Denunciar ou Ser Cúmplice?

  • Patrícia Azevedo Lopes
  • 17 Setembro 2025

Patrícia Azevedo Lopes alerta para as obrigações de todos os envolvidos na indústria seguradora para com o não pactuar com situações dúbias de legalidade. Tem consequências para além das éticas.

No ordenamento jurídico português, a prevenção e repressão da criminalidade constituem responsabilidades não apenas do Estado, mas também das entidades privadas que, pela natureza da sua atividade, têm acesso a informação sensível ou relevante para a investigação criminal. Entre essas entidades, destacam-se as empresas de seguros, cuja atuação no mercado financeiro e na gestão de riscos as coloca frequentemente em contacto com situações que podem configurar ilícitos criminais.

Um crime público é aquele cuja perseguição não depende de queixa da vítima ou de qualquer outro interessado. Exemplos incluem o branqueamento de capitais, a burla qualificada, a fraude fiscal, a corrupção e a falsificação de documentos. Nestes casos, logo que haja notícia do crime, o Ministério Público tem o dever de instaurar o inquérito.

Qualquer autoridade judiciária ou entidade policial que tiver notícia de um crime público deve comunicá-lo imediatamente ao Ministério Público. Já as entidades privadas, entre as quais as empresas de seguros, estão abrangidas por deveres legais e regulamentares específicos que lhes impõem a obrigação de comunicar às autoridades competentes quando detetam indícios de crimes.

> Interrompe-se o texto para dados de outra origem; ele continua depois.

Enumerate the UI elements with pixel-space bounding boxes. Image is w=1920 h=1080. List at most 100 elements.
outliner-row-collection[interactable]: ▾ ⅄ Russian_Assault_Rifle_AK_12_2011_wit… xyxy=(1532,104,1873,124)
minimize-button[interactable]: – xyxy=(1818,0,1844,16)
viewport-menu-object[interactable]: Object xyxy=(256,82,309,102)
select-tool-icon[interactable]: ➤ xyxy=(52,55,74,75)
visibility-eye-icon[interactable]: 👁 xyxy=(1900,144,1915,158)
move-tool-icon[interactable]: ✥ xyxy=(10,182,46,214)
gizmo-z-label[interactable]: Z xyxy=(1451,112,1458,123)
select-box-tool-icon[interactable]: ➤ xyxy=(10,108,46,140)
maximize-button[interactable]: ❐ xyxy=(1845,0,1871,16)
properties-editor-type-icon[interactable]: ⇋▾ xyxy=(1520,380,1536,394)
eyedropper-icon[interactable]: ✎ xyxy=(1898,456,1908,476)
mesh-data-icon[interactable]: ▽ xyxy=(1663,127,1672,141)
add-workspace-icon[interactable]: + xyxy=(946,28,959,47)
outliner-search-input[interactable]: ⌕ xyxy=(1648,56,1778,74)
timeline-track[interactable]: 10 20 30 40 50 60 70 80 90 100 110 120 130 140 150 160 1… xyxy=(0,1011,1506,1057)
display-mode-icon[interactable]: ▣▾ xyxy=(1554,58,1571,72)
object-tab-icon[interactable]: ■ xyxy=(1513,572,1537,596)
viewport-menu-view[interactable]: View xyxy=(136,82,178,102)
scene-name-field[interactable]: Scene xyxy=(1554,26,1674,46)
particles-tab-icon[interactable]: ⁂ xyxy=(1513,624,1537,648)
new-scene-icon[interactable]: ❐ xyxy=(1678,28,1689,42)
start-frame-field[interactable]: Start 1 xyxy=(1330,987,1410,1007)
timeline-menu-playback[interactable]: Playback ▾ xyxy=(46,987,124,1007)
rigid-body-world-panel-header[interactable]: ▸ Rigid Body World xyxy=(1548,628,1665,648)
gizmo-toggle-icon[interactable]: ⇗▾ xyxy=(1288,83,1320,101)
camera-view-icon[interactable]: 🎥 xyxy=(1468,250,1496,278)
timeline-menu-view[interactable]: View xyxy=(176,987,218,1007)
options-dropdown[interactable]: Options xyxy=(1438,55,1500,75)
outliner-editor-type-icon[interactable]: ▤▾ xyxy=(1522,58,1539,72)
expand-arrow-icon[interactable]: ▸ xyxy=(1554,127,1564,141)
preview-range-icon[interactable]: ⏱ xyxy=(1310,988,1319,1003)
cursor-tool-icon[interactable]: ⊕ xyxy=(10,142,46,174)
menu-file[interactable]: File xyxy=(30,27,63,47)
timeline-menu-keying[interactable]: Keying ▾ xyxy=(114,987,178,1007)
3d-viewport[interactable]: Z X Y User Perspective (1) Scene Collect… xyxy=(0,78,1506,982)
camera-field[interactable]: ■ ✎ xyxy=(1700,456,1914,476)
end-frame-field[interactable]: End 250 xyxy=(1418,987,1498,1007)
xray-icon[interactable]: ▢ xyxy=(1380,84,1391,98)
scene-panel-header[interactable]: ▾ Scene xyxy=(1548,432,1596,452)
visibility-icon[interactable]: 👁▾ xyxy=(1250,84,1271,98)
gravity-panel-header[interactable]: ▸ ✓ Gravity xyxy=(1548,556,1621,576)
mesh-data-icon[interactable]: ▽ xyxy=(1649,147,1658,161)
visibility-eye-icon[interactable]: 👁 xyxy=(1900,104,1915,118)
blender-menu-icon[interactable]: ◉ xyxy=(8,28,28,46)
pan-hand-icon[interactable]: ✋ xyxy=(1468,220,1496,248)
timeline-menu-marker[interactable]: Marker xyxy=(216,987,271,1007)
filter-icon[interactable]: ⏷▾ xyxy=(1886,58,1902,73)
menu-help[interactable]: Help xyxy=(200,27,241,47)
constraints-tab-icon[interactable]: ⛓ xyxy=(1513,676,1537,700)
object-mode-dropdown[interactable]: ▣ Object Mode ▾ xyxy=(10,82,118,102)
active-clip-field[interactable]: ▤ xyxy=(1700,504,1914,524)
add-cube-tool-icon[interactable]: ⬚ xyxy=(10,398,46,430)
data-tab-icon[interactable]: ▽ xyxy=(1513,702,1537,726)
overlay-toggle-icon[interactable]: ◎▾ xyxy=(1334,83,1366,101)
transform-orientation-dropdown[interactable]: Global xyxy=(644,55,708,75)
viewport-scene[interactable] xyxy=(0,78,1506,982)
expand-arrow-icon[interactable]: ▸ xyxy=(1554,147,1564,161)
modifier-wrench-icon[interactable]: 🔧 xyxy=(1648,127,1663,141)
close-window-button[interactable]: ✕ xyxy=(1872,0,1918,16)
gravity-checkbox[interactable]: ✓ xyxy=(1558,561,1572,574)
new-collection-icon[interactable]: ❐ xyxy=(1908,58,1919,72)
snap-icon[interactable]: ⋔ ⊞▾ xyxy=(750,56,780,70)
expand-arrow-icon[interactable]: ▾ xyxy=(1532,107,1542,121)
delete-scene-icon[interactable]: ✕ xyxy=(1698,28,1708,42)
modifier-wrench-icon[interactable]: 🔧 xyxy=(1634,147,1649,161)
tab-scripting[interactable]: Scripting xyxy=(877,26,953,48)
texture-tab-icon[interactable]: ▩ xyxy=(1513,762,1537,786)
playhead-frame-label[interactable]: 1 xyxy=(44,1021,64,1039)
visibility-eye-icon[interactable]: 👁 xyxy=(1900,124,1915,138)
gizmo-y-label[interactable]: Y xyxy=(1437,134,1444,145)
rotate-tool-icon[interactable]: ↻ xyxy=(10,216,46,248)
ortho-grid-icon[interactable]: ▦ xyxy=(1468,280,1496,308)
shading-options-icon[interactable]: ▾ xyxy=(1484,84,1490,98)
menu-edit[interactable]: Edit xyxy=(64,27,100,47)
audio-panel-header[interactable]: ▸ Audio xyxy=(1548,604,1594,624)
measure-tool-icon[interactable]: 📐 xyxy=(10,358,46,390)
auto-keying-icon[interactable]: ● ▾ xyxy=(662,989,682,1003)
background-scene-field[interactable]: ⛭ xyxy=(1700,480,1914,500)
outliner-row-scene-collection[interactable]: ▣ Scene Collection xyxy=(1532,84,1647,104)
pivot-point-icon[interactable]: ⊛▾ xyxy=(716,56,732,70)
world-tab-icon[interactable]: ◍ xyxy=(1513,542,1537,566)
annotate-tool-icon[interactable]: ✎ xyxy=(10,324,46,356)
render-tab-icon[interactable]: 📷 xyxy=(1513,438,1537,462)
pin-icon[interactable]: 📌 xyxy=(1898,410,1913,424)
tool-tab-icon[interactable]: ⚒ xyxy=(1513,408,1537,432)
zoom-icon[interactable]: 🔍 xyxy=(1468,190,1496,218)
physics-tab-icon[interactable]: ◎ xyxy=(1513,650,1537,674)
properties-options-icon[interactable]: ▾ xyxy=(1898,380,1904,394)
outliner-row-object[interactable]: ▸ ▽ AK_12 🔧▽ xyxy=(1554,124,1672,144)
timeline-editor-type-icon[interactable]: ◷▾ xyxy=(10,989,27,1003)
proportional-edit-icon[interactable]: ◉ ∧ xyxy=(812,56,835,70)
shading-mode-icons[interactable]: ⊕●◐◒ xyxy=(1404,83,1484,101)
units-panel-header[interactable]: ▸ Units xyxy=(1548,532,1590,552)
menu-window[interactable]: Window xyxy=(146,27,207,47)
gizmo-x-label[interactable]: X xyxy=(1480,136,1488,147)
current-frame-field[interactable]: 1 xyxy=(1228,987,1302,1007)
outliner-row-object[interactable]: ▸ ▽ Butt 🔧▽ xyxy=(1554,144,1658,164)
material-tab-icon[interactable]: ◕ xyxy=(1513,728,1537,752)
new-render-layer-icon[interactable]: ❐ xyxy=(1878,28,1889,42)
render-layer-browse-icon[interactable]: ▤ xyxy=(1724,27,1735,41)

As empresas de seguros operam num setor altamente regulado e com forte exposição a riscos de criminalidade económica e financeira. Casos como fraude no reporte de sinistros, branqueamento de capitais através de apólices de seguro de vida ou financiamento do terrorismo podem passar despercebidos sem sistemas robustos de compliance.

A legislação impõe obrigações de colaboração ativa, nomeadamente:

  • A Lei de Prevenção do Branqueamento de Capitais e Financiamento do Terrorismo obriga as empresas de seguros a comunicar ao DCIAP e à UIF da Polícia Judiciária todas as operações suspeitas;
  • A regulamentação da Autoridade de Supervisão de Seguros e Fundos de Pensões (ASF) reforça os deveres de reporte e diligência;
  • O Código Penal consagra a obrigação de participação de crimes públicos sempre que existam indícios suficientemente sérios.

O incumprimento da obrigação de participação pode gerar:

  • Responsabilidade contraordenacional e coima, aplicável pela ASF;
  • Responsabilidade penal, se se verificar encobrimento ou favorecimento pessoal;
  • Responsabilidade civil, se a omissão causar danos a terceiros.

Assim, o silêncio ou a omissão perante a suspeita de um crime público não constitui apenas uma falha ética, mas também um risco jurídico e reputacional significativo para a empresa de seguros.

Cumprir a obrigação legal de participação exige mais do que conhecimento normativo; requer uma cultura de compliance transversal, com mecanismos internos de prevenção e deteção. Exemplos de boas práticas incluem:

  • Formação regular dos colaboradores em ética, branqueamento de capitais e fraude;
  • Criação de canais internos de denúncia (whistleblowing), protegidos e eficazes;
  • Desenvolvimento de sistemas de monitorização e análise de padrões suspeitos;
  • Envolvimento da alta direção no patrocínio de políticas de integridade.

A obrigação de participação de crimes públicos pelas empresas de seguros não é apenas um imperativo legal, é sobretudo um elemento essencial de confiança no setor segurador. Num mercado baseado na gestão de riscos e na proteção dos interesses dos tomadores e beneficiários, a colaboração ativa na deteção e denúncia de ilícitos contribui para a solidez do sistema financeiro, a transparência das operações e a defesa do interesse público.

No fim, a obrigação de participação de crimes públicos não é uma mera formalidade; é a fronteira que separa a conivência da integridade e que define se uma empresa de seguros é apenas um operador de mercado ou um verdadeiro guardião da confiança pública.